After all, the central plot hook that gets things rolling is McCarthy’s
Rebecca seeking revenge on her vapid model ex-boyfriend, who she walks in on
while he’s diddling another woman?)
Those unrealistic male expectations are
countered by the film’s nerdy hero, whom McCarthy eventually walks off with
hand in hand. And perhaps this is where
the real story resides. For said
long-suffering, torch-carrying friend is played by Eddie Kaye Thomas, best
known as the pretentious, Stifler’s mom-scoring Paul Finch from the American
Pie films (which in some ways represented the cultural apex of the gross-out
comedy fad.) Take a look at the main
cast of the Pie films sometime, and gaze in terror at the curse which must have
been placed on most of them via their involvement with these films (famously
satirized in Jason Biggs’s cameo in Jay and Silent Bob Strike Back). At the time of their release, I remember
thinking that Thomas had the potential to fill a solid niche in the filmic
universe for years to come; in another alternate universe, he might’ve followed
the John Cusack route by cutting his teeth in lowbrow stoner comedies, only to
springboard into more mature fare. But
he’s never quite elevated himself above low-budget fare, save for supporting
roles in the Harold and Kumar films.
And as the title character in a 2001
mid-budget film directed by a then-popular comedian.

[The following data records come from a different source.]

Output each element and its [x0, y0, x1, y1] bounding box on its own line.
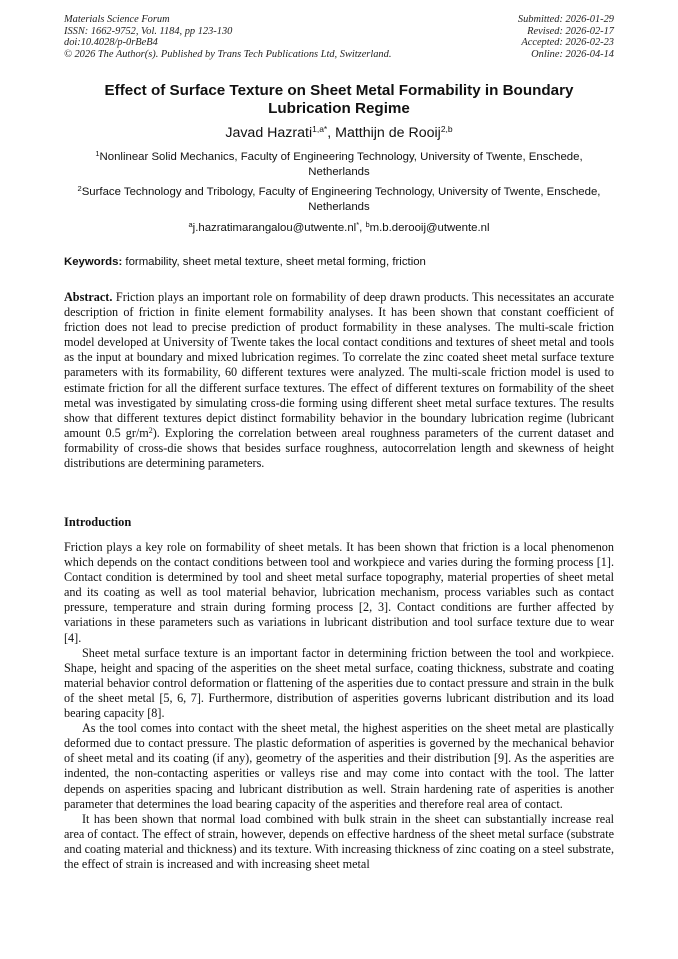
- email-2: m.b.derooij@utwente.nl: [369, 222, 490, 234]
- keywords: [64, 255, 614, 270]
- journal-issn: ISSN: 1662-9752, Vol. 1184, pp 123-130: [64, 25, 233, 37]
- author-separator: ,: [327, 125, 336, 141]
- author-emails: [64, 221, 614, 236]
- journal-info: [64, 14, 391, 60]
- affiliation-2: [64, 185, 614, 215]
- affiliation-1: [64, 150, 614, 180]
- keywords-text: formability, sheet metal texture, sheet metal forming, friction: [122, 256, 426, 268]
- abstract-text: Friction plays an important role on formability of deep drawn products. This necessitates an accurate description of friction in finite element formability analyses. It has been shown that constant coefficient of friction does not lead to precise prediction of product formability in these analyses. The multi-scale friction model developed at University of Twente takes the local contact conditions and textures of sheet metal and tools as the input at boundary and mixed lubrication regimes. To correlate the zinc coated sheet metal surface texture parameters with its formability, 60 different textures were analyzed. The multi-scale friction model is used to estimate friction for all the different surface textures. The effect of different textures on formability of the sheet metal was investigated by simulating cross-die forming using different sheet metal surface textures. The results show that different textures depict distinct formability behavior in the boundary lubrication regime (lubricant amount 0.5 gr/m: [64, 290, 614, 440]
- paragraph: It has been shown that normal load combined with bulk strain in the sheet can substantially increase real area of contact. The effect of strain, however, depends on effective hardness of the sheet metal surface (substrate and coating material and thickness) and its texture. With increasing thickness of zinc coating on a steel substrate, the effect of strain is increased and with increasing sheet metal: [64, 811, 614, 871]
- affiliation-1-marker: 1: [95, 149, 100, 158]
- section-heading-introduction: Introduction: [64, 515, 132, 529]
- paragraph: Friction plays a key role on formability of sheet metals. It has been shown that friction is a local phenomenon which depends on the contact conditions between tool and workpiece and varies during the forming process [1]. Contact condition is determined by tool and sheet metal surface topography, material properties of sheet metal and its coating as well as tool material behavior, lubrication mechanism, process variables such as contact pressure, temperature and strain during forming process [2, 3]. Contact conditions are further affected by variations in these parameters such as variations in lubricant distribution and tool surface texture due to wear [4].: [64, 540, 614, 645]
- author-1-marker: 1,a*: [312, 124, 328, 134]
- email-2-marker: b: [365, 220, 370, 229]
- introduction-body: [64, 540, 614, 872]
- date-revised: Revised: 2026-02-17: [527, 25, 614, 37]
- email-1-marker: a: [188, 220, 193, 229]
- paper-title: Effect of Surface Texture on Sheet Metal Formability in Boundary Lubrication Regime: [104, 82, 574, 117]
- paragraph: Sheet metal surface texture is an important factor in determining friction between the tool and workpiece. Shape, height and spacing of the asperities on the sheet metal surface, coating thickness, substrate and coating material behavior control deformation or flattening of the asperities due to contact pressure and strain in the bulk of the sheet metal [5, 6, 7]. Furthermore, distribution of asperities governs lubricant distribution and its load bearing capacity [8].: [64, 645, 614, 721]
- author-2-name: Matthijn de Rooij: [335, 125, 441, 141]
- author-2-marker: 2,b: [440, 124, 453, 134]
- abstract-superscript: 2: [148, 425, 153, 435]
- affiliation-2-marker: 2: [77, 184, 82, 193]
- submission-dates: [518, 14, 614, 60]
- affiliation-2-text: Surface Technology and Tribology, Faculty of Engineering Technology, University of Twente, Enschede, Netherlands: [81, 186, 601, 213]
- author-1-name: Javad Hazrati: [225, 125, 313, 141]
- keywords-label: Keywords:: [64, 256, 123, 268]
- journal-name: Materials Science Forum: [64, 14, 170, 25]
- date-submitted: Submitted: 2026-01-29: [517, 14, 614, 25]
- abstract-text-end: ). Exploring the correlation between areal roughness parameters of the current dataset and formability of cross-die shows that besides surface roughness, autocorrelation length and skewness of height distributions are determining parameters.: [64, 425, 614, 471]
- journal-doi: doi:10.4028/p-0rBeB4: [64, 37, 158, 49]
- email-1: j.hazratimarangalou@utwente.nl: [192, 222, 357, 234]
- journal-copyright: © 2026 The Author(s). Published by Trans Tech Publications Ltd, Switzerland.: [64, 48, 392, 60]
- date-accepted: Accepted: 2026-02-23: [521, 37, 614, 49]
- abstract: [64, 290, 614, 471]
- corresponding-star: *: [356, 220, 360, 229]
- author-list: [64, 124, 614, 142]
- email-separator: ,: [359, 222, 366, 234]
- paragraph: As the tool comes into contact with the sheet metal, the highest asperities on the sheet metal are plastically deformed due to contact pressure. The plastic deformation of asperities is governed by the mechanical behavior of sheet metal and its coating (if any), geometry of the asperities and their distribution [9]. As the asperities are indented, the non-contacting asperities or valleys rise and may come into contact with the tool. The latter depends on asperities spacing and lubricant distribution as well. Strain hardening rate of asperities is another parameter that determines the load bearing capacity of the asperities and therefore real area of contact.: [64, 721, 614, 811]
- abstract-label: Abstract.: [64, 290, 113, 304]
- affiliation-1-text: Nonlinear Solid Mechanics, Faculty of Engineering Technology, University of Twente, Enschede, Netherlands: [99, 151, 583, 178]
- date-online: Online: 2026-04-14: [531, 48, 614, 60]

A film called Freddy Got Fingered.
Thank you for struggling through DIRTY LOVE. You nailed one reason I chose it for the White Elephant: its connection to FREDDY GOT FINGERED, which I still recall as a "terrible movie", now rediscovered as an overlooked classic. The other intended connection I thought of was BRIDESMAIDS, featuring Jenny's cousin Melissa in an Oscar-nominated role, about beautiful women unafraid to play raunchy, not unlike Jenny in DL.

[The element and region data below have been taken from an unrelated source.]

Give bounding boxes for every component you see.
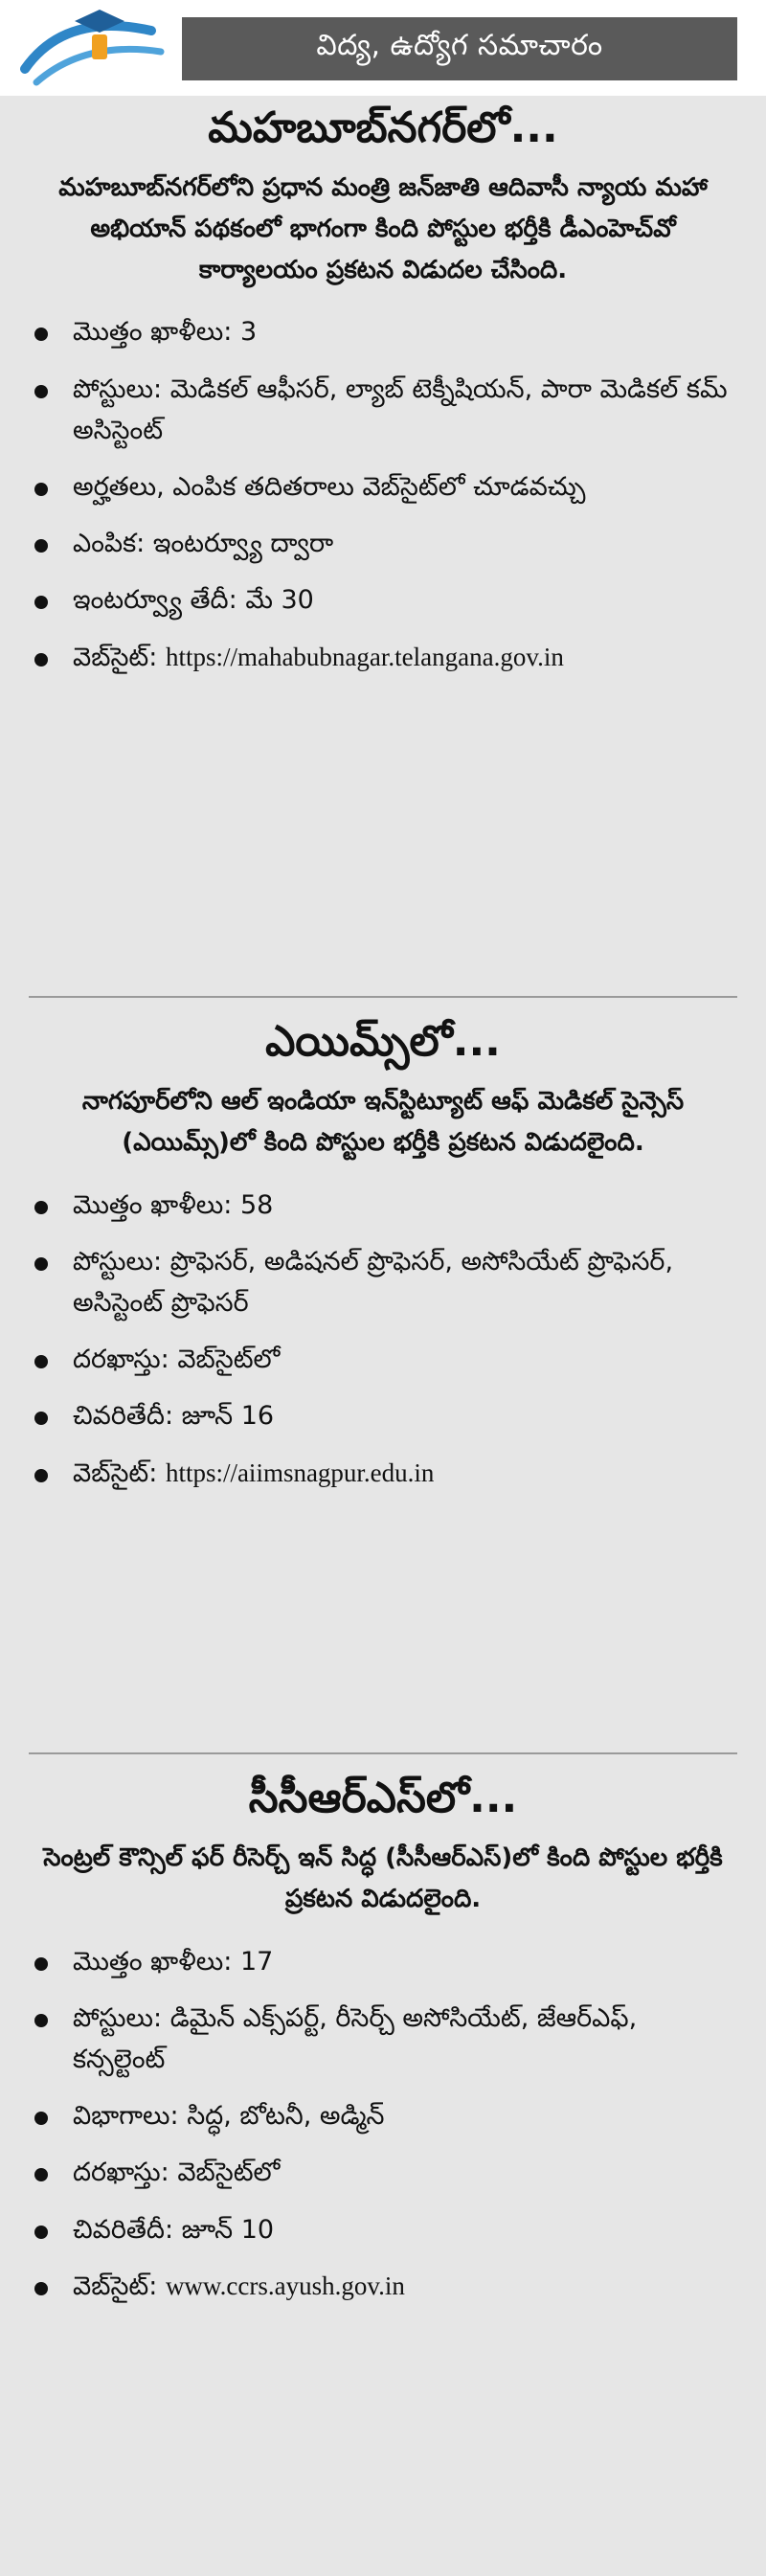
item-value: 3 xyxy=(239,317,258,348)
header xyxy=(0,0,766,96)
section-aiims xyxy=(29,1017,737,1509)
bullet-icon xyxy=(34,653,48,667)
item-value: వెబ్‌సైట్‌లో xyxy=(177,2158,281,2188)
list-item xyxy=(29,1185,737,1226)
item-label: మొత్తం ఖాళీలు: xyxy=(73,1189,233,1220)
item-label: ఇంటర్వ్యూ తేదీ: xyxy=(73,585,237,616)
section-intro: సెంట్రల్ కౌన్సిల్ ఫర్ రీసెర్చ్ ఇన్ సిద్ధ (సీసీఆర్ఎస్)లో కింది పోస్టుల భర్తీకి ప్రకటన విడుదలైంది. xyxy=(43,1842,723,1913)
section-ccrs xyxy=(29,1774,737,2322)
section-title: మహబూబ్‌నగర్‌లో... xyxy=(208,103,558,152)
item-label: మొత్తం ఖాళీలు: xyxy=(73,317,233,348)
item-value: డిమైన్ ఎక్స్‌పర్ట్, రీసెర్చ్ అసోసియేట్, జేఆర్ఎఫ్, కన్సల్టెంట్ xyxy=(73,2002,638,2074)
detail-list xyxy=(29,1941,737,2307)
bullet-icon xyxy=(34,1257,48,1271)
list-item xyxy=(29,2095,737,2136)
item-value: మెడికల్ ఆఫీసర్, ల్యాబ్ టెక్నీషియన్, పారా మెడికల్ కమ్ అసిస్టెంట్ xyxy=(73,373,728,445)
item-value: మే 30 xyxy=(245,585,314,616)
item-label: చివరితేదీ: xyxy=(73,1401,174,1432)
detail-list xyxy=(29,311,737,677)
section-title: ఎయిమ్స్‌లో... xyxy=(265,1017,501,1066)
bullet-icon xyxy=(34,2226,48,2239)
section-divider xyxy=(29,1752,737,1754)
bullet-icon xyxy=(34,1469,48,1482)
section-intro: నాగపూర్‌లోని ఆల్ ఇండియా ఇన్‌స్టిట్యూట్ ఆఫ్ మెడికల్ సైన్సెస్ (ఎయిమ్స్)లో కింది పోస్టుల భర్తీకి ప్రకటన విడుదలైంది. xyxy=(81,1086,685,1157)
list-item xyxy=(29,637,737,678)
item-label: దరఖాస్తు: xyxy=(73,2158,169,2188)
list-item xyxy=(29,1339,737,1380)
list-item xyxy=(29,579,737,621)
section-divider xyxy=(29,996,737,998)
list-item xyxy=(29,523,737,564)
list-item xyxy=(29,1395,737,1436)
list-item xyxy=(29,1998,737,2080)
item-label: వెబ్‌సైట్: xyxy=(73,642,158,672)
website-link[interactable]: www.ccrs.ayush.gov.in xyxy=(165,2271,405,2300)
detail-list xyxy=(29,1185,737,1494)
bullet-icon xyxy=(34,2112,48,2125)
bullet-icon xyxy=(34,2168,48,2181)
list-item xyxy=(29,311,737,352)
list-item xyxy=(29,369,737,451)
category-banner: విద్య, ఉద్యోగ సమాచారం xyxy=(182,17,737,80)
item-value: ప్రొఫెసర్, అడిషనల్ ప్రొఫెసర్, అసోసియేట్ ప్రొఫెసర్, అసిస్టెంట్ ప్రొఫెసర్ xyxy=(73,1246,674,1318)
bullet-icon xyxy=(34,1957,48,1971)
item-label: వెబ్‌సైట్: xyxy=(73,1457,158,1488)
item-label: విభాగాలు: xyxy=(73,2101,179,2132)
item-value: వెబ్‌సైట్‌లో xyxy=(177,1344,281,1375)
item-label: పోస్టులు: xyxy=(73,2002,163,2033)
bullet-icon xyxy=(34,539,48,553)
item-value: జూన్ 10 xyxy=(181,2214,275,2245)
bullet-icon xyxy=(34,1201,48,1214)
item-value: 17 xyxy=(239,1946,274,1977)
bullet-icon xyxy=(34,385,48,398)
item-value: వెబ్‌సైట్‌లో చూడవచ్చు xyxy=(362,472,586,503)
list-item xyxy=(29,1453,737,1494)
bullet-icon xyxy=(34,1355,48,1368)
item-value: సిద్ధ, బోటనీ, అడ్మిన్ xyxy=(187,2101,385,2132)
list-item xyxy=(29,466,737,508)
list-item xyxy=(29,2152,737,2193)
bullet-icon xyxy=(34,328,48,341)
item-value: 58 xyxy=(239,1189,274,1220)
item-label: మొత్తం ఖాళీలు: xyxy=(73,1946,233,1977)
item-label: ఎంపిక: xyxy=(73,529,146,559)
bullet-icon xyxy=(34,2014,48,2027)
item-label: చివరితేదీ: xyxy=(73,2214,174,2245)
item-value: ఇంటర్వ్యూ ద్వారా xyxy=(152,529,334,559)
list-item xyxy=(29,1241,737,1323)
list-item xyxy=(29,2266,737,2307)
bullet-icon xyxy=(34,1412,48,1425)
item-label: పోస్టులు: xyxy=(73,1246,163,1277)
education-logo-icon xyxy=(8,2,180,94)
item-label: దరఖాస్తు: xyxy=(73,1344,169,1375)
website-link[interactable]: https://aiimsnagpur.edu.in xyxy=(165,1457,435,1487)
list-item xyxy=(29,1941,737,1982)
item-label: పోస్టులు: xyxy=(73,373,163,404)
item-label: వెబ్‌సైట్: xyxy=(73,2271,158,2301)
website-link[interactable]: https://mahabubnagar.telangana.gov.in xyxy=(165,642,564,671)
section-title: సీసీఆర్ఎస్‌లో... xyxy=(248,1774,518,1822)
bullet-icon xyxy=(34,2282,48,2295)
item-label: అర్హతలు, ఎంపిక తదితరాలు xyxy=(73,472,354,503)
section-mahabubnagar xyxy=(29,103,737,693)
bullet-icon xyxy=(34,596,48,609)
item-value: జూన్ 16 xyxy=(181,1401,275,1432)
list-item xyxy=(29,2209,737,2250)
section-intro: మహబూబ్‌నగర్‌లోని ప్రధాన మంత్రి జన్‌జాతి ఆదివాసీ న్యాయ మహా అభియాన్ పథకంలో భాగంగా కింది పోస్టుల భర్తీకి డీఎంహెచ్‌వో కార్యాలయం ప్రకటన విడుదల చేసింది. xyxy=(58,172,708,284)
bullet-icon xyxy=(34,483,48,496)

ReplyDeleteI guess I saw this flick originally and thought some of those gross-out scenes - especially the menstrual blood supermarket scene - were memorable for going too far in a way great comedy can without any of the comedic talent required. I foisted it upon the White Elephant - and subsequently you, because I was hoping beyond hope that DL was misunderstood. Thanks again for an entertaining read.
Hey, many thanks! Glad you enjoyed my ramblings. I wish that I had focused more on the evolution of the female gross-out comedic form (I thought of BRIDESMAIDS too), but I was tired and had to get the post out to Paul. Someday...
ReplyDeleteHeh. No worries. I'm surprised you were able to write complete sentences after DIRTY LOVE. Cheers!